La ágil fragilidad de esta malabarista del cuerpo se convierte en el arco que sueña ser tensado por el músculo del forzudo. Rudeza y candidez, lluvia y llama en danza inapagable, que termina con la herida pública del descomunal portento y su idealizada equilibrista.

La equilibrista llora por el valiente tragasables, el faquir tiembla por la virtud de la bailarina del alambre, así uno tras otro muestra su incompletitud, sus sueños y sus ruinas, los huecos cuyo molde son protuberancia en el ajeno. Nada más cerca de nuestra realidad es esta corta lejanía, este desencuentro entre corazones gastados.

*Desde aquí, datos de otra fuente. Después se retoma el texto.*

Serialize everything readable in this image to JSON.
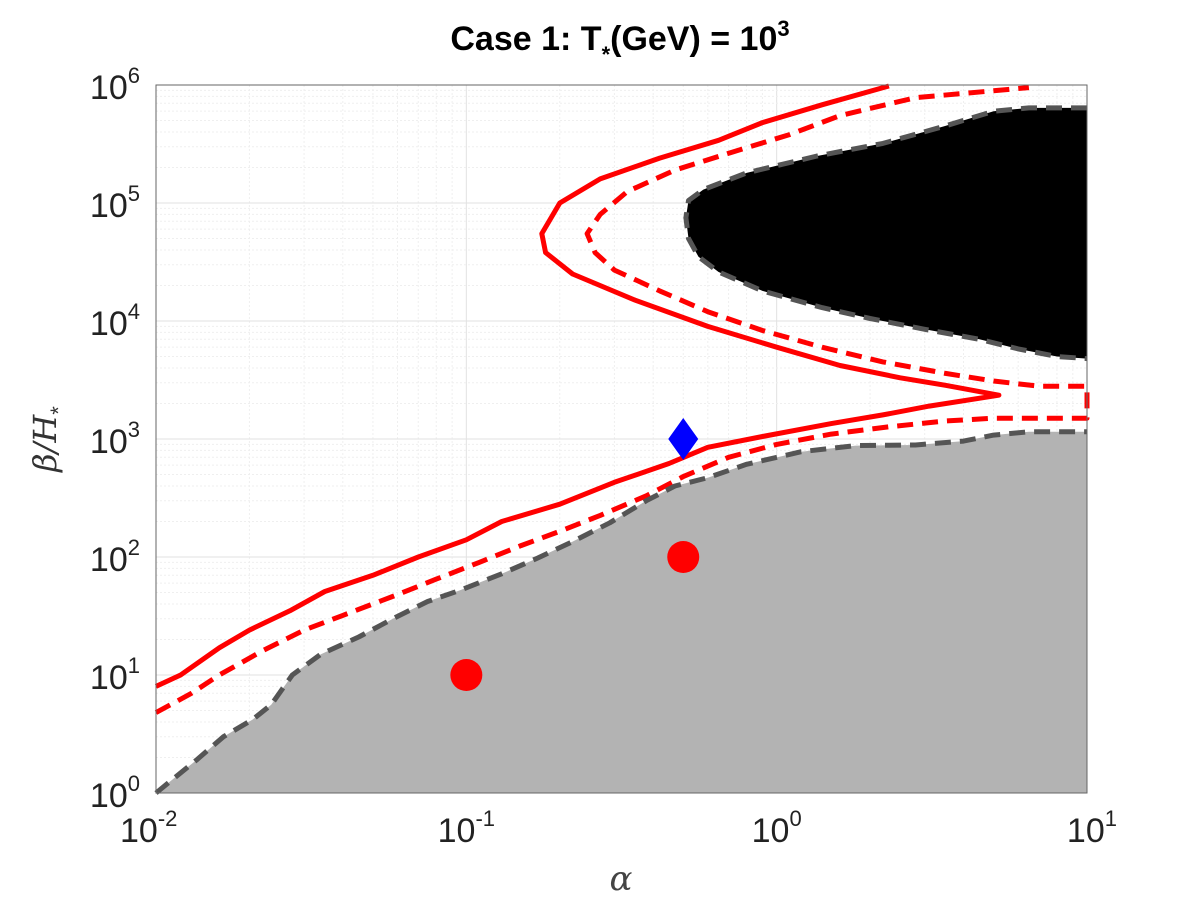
{
  "chart_data": {
    "type": "contour",
    "title": {
      "prefix": "Case 1: T",
      "sub": "*",
      "mid": "(GeV) = 10",
      "sup": "3"
    },
    "xlabel": "α",
    "ylabel": {
      "main": "β/H",
      "sub": "*"
    },
    "x_scale": "log",
    "y_scale": "log",
    "xlim": [
      0.01,
      10
    ],
    "ylim": [
      1,
      1000000
    ],
    "x_ticks": [
      {
        "base": "10",
        "exp": "-2",
        "value": 0.01
      },
      {
        "base": "10",
        "exp": "-1",
        "value": 0.1
      },
      {
        "base": "10",
        "exp": "0",
        "value": 1
      },
      {
        "base": "10",
        "exp": "1",
        "value": 10
      }
    ],
    "y_ticks": [
      {
        "base": "10",
        "exp": "0",
        "value": 1
      },
      {
        "base": "10",
        "exp": "1",
        "value": 10
      },
      {
        "base": "10",
        "exp": "2",
        "value": 100
      },
      {
        "base": "10",
        "exp": "3",
        "value": 1000
      },
      {
        "base": "10",
        "exp": "4",
        "value": 10000
      },
      {
        "base": "10",
        "exp": "5",
        "value": 100000
      },
      {
        "base": "10",
        "exp": "6",
        "value": 1000000
      }
    ],
    "grid": true,
    "colors": {
      "red": "#ff0000",
      "black_region": "#000000",
      "gray_region": "#b3b3b3",
      "dashed_gray": "#555555",
      "marker_diamond": "#0000ff"
    },
    "regions": [
      {
        "id": "gray-region",
        "fill": "#b3b3b3",
        "boundary": [
          [
            0.01,
            1.0
          ],
          [
            0.0115,
            1.35
          ],
          [
            0.0135,
            1.9
          ],
          [
            0.0165,
            3.0
          ],
          [
            0.0205,
            4.2
          ],
          [
            0.0235,
            5.6
          ],
          [
            0.0275,
            10
          ],
          [
            0.034,
            15
          ],
          [
            0.045,
            21
          ],
          [
            0.058,
            30
          ],
          [
            0.075,
            42
          ],
          [
            0.095,
            52
          ],
          [
            0.13,
            72
          ],
          [
            0.17,
            98
          ],
          [
            0.22,
            135
          ],
          [
            0.29,
            195
          ],
          [
            0.38,
            300
          ],
          [
            0.47,
            400
          ],
          [
            0.6,
            470
          ],
          [
            0.8,
            610
          ],
          [
            1.2,
            780
          ],
          [
            1.8,
            880
          ],
          [
            2.8,
            890
          ],
          [
            4.0,
            960
          ],
          [
            5.0,
            1080
          ],
          [
            6.5,
            1150
          ],
          [
            10,
            1150
          ]
        ]
      },
      {
        "id": "black-region",
        "fill": "#000000",
        "boundary": [
          [
            10,
            640000
          ],
          [
            6.5,
            640000
          ],
          [
            5.0,
            600000
          ],
          [
            3.5,
            450000
          ],
          [
            2.2,
            320000
          ],
          [
            1.35,
            250000
          ],
          [
            0.8,
            180000
          ],
          [
            0.58,
            130000
          ],
          [
            0.52,
            105000
          ],
          [
            0.51,
            75000
          ],
          [
            0.52,
            50000
          ],
          [
            0.56,
            35000
          ],
          [
            0.65,
            26000
          ],
          [
            0.9,
            18000
          ],
          [
            1.4,
            13000
          ],
          [
            2.0,
            10500
          ],
          [
            3.0,
            8500
          ],
          [
            4.5,
            7000
          ],
          [
            6.0,
            5800
          ],
          [
            8.0,
            5000
          ],
          [
            10,
            4800
          ]
        ]
      }
    ],
    "series": [
      {
        "id": "red-solid",
        "color": "#ff0000",
        "dash": "solid",
        "points": [
          [
            0.01,
            8.0
          ],
          [
            0.012,
            10
          ],
          [
            0.016,
            17
          ],
          [
            0.02,
            24
          ],
          [
            0.027,
            35
          ],
          [
            0.035,
            51
          ],
          [
            0.05,
            70
          ],
          [
            0.07,
            100
          ],
          [
            0.1,
            140
          ],
          [
            0.13,
            200
          ],
          [
            0.2,
            280
          ],
          [
            0.3,
            430
          ],
          [
            0.45,
            620
          ],
          [
            0.6,
            850
          ],
          [
            0.9,
            1050
          ],
          [
            1.5,
            1350
          ],
          [
            2.2,
            1600
          ],
          [
            3.1,
            1900
          ],
          [
            5.2,
            2350
          ],
          [
            3.5,
            2850
          ],
          [
            2.5,
            3300
          ],
          [
            1.6,
            4200
          ],
          [
            1.0,
            6000
          ],
          [
            0.6,
            9000
          ],
          [
            0.35,
            15000
          ],
          [
            0.22,
            25000
          ],
          [
            0.18,
            38000
          ],
          [
            0.175,
            55000
          ],
          [
            0.2,
            100000
          ],
          [
            0.27,
            160000
          ],
          [
            0.42,
            240000
          ],
          [
            0.65,
            340000
          ],
          [
            0.9,
            480000
          ],
          [
            1.4,
            680000
          ],
          [
            2.3,
            980000
          ]
        ]
      },
      {
        "id": "red-dashed",
        "color": "#ff0000",
        "dash": "dashed",
        "points": [
          [
            0.01,
            4.8
          ],
          [
            0.013,
            7
          ],
          [
            0.016,
            10
          ],
          [
            0.022,
            16
          ],
          [
            0.03,
            24
          ],
          [
            0.04,
            32
          ],
          [
            0.06,
            48
          ],
          [
            0.08,
            65
          ],
          [
            0.11,
            90
          ],
          [
            0.15,
            125
          ],
          [
            0.2,
            165
          ],
          [
            0.27,
            225
          ],
          [
            0.38,
            330
          ],
          [
            0.5,
            480
          ],
          [
            0.7,
            700
          ],
          [
            1.0,
            900
          ],
          [
            1.5,
            1100
          ],
          [
            2.3,
            1270
          ],
          [
            3.5,
            1420
          ],
          [
            5.0,
            1500
          ],
          [
            10,
            1500
          ],
          [
            10,
            2800
          ],
          [
            7,
            2800
          ],
          [
            5,
            3100
          ],
          [
            3.5,
            3600
          ],
          [
            2.2,
            4500
          ],
          [
            1.4,
            6000
          ],
          [
            0.9,
            8300
          ],
          [
            0.6,
            12000
          ],
          [
            0.42,
            18000
          ],
          [
            0.3,
            27000
          ],
          [
            0.26,
            38000
          ],
          [
            0.245,
            55000
          ],
          [
            0.27,
            80000
          ],
          [
            0.33,
            125000
          ],
          [
            0.47,
            190000
          ],
          [
            0.72,
            270000
          ],
          [
            1.1,
            380000
          ],
          [
            1.6,
            550000
          ],
          [
            2.8,
            780000
          ],
          [
            6.5,
            950000
          ]
        ]
      },
      {
        "id": "gray-dashed-lower",
        "color": "#555555",
        "dash": "dashed",
        "points": [
          [
            0.01,
            1.0
          ],
          [
            0.0115,
            1.35
          ],
          [
            0.0135,
            1.9
          ],
          [
            0.0165,
            3.0
          ],
          [
            0.0205,
            4.2
          ],
          [
            0.0235,
            5.6
          ],
          [
            0.0275,
            10
          ],
          [
            0.034,
            15
          ],
          [
            0.045,
            21
          ],
          [
            0.058,
            30
          ],
          [
            0.075,
            42
          ],
          [
            0.095,
            52
          ],
          [
            0.13,
            72
          ],
          [
            0.17,
            98
          ],
          [
            0.22,
            135
          ],
          [
            0.29,
            195
          ],
          [
            0.38,
            300
          ],
          [
            0.47,
            400
          ],
          [
            0.6,
            470
          ],
          [
            0.8,
            610
          ],
          [
            1.2,
            780
          ],
          [
            1.8,
            880
          ],
          [
            2.8,
            890
          ],
          [
            4.0,
            960
          ],
          [
            5.0,
            1080
          ],
          [
            6.5,
            1150
          ],
          [
            10,
            1150
          ]
        ]
      },
      {
        "id": "gray-dashed-upper",
        "color": "#555555",
        "dash": "dashed",
        "points": [
          [
            10,
            640000
          ],
          [
            6.5,
            640000
          ],
          [
            5.0,
            600000
          ],
          [
            3.5,
            450000
          ],
          [
            2.2,
            320000
          ],
          [
            1.35,
            250000
          ],
          [
            0.8,
            180000
          ],
          [
            0.58,
            130000
          ],
          [
            0.52,
            105000
          ],
          [
            0.51,
            75000
          ],
          [
            0.52,
            50000
          ],
          [
            0.56,
            35000
          ],
          [
            0.65,
            26000
          ],
          [
            0.9,
            18000
          ],
          [
            1.4,
            13000
          ],
          [
            2.0,
            10500
          ],
          [
            3.0,
            8500
          ],
          [
            4.5,
            7000
          ],
          [
            6.0,
            5800
          ],
          [
            8.0,
            5000
          ],
          [
            10,
            4800
          ]
        ]
      }
    ],
    "markers": [
      {
        "id": "red-dot-1",
        "shape": "circle",
        "color": "#ff0000",
        "x": 0.1,
        "y": 10
      },
      {
        "id": "red-dot-2",
        "shape": "circle",
        "color": "#ff0000",
        "x": 0.5,
        "y": 100
      },
      {
        "id": "blue-diamond",
        "shape": "diamond",
        "color": "#0000ff",
        "x": 0.5,
        "y": 1000
      }
    ]
  }
}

En nosotros conviven la gesta y el vacío, somos armas de fuego, proyectiles fallidos, balas perdidas con recuerdos en vagar perpetuo: […] soy un hombre bala de plata / disparado al corazón de nadie.

El espectáculo de Miguel Ángel Ortiz es un teatro extremo, actuación tras actuación la maravilla y la tragedia conviven entre el funambulismo y la comedia. Poemario-libreto, de transcurrir continuo, que pide ser representado —aunque lo haya sido ya sin actores— por plazas públicas, bares o pequeños teatros, altares inferiores donde la intimidad y la pobreza, donde el circo de la vida jamás pueda sublimarse en nuestra pena.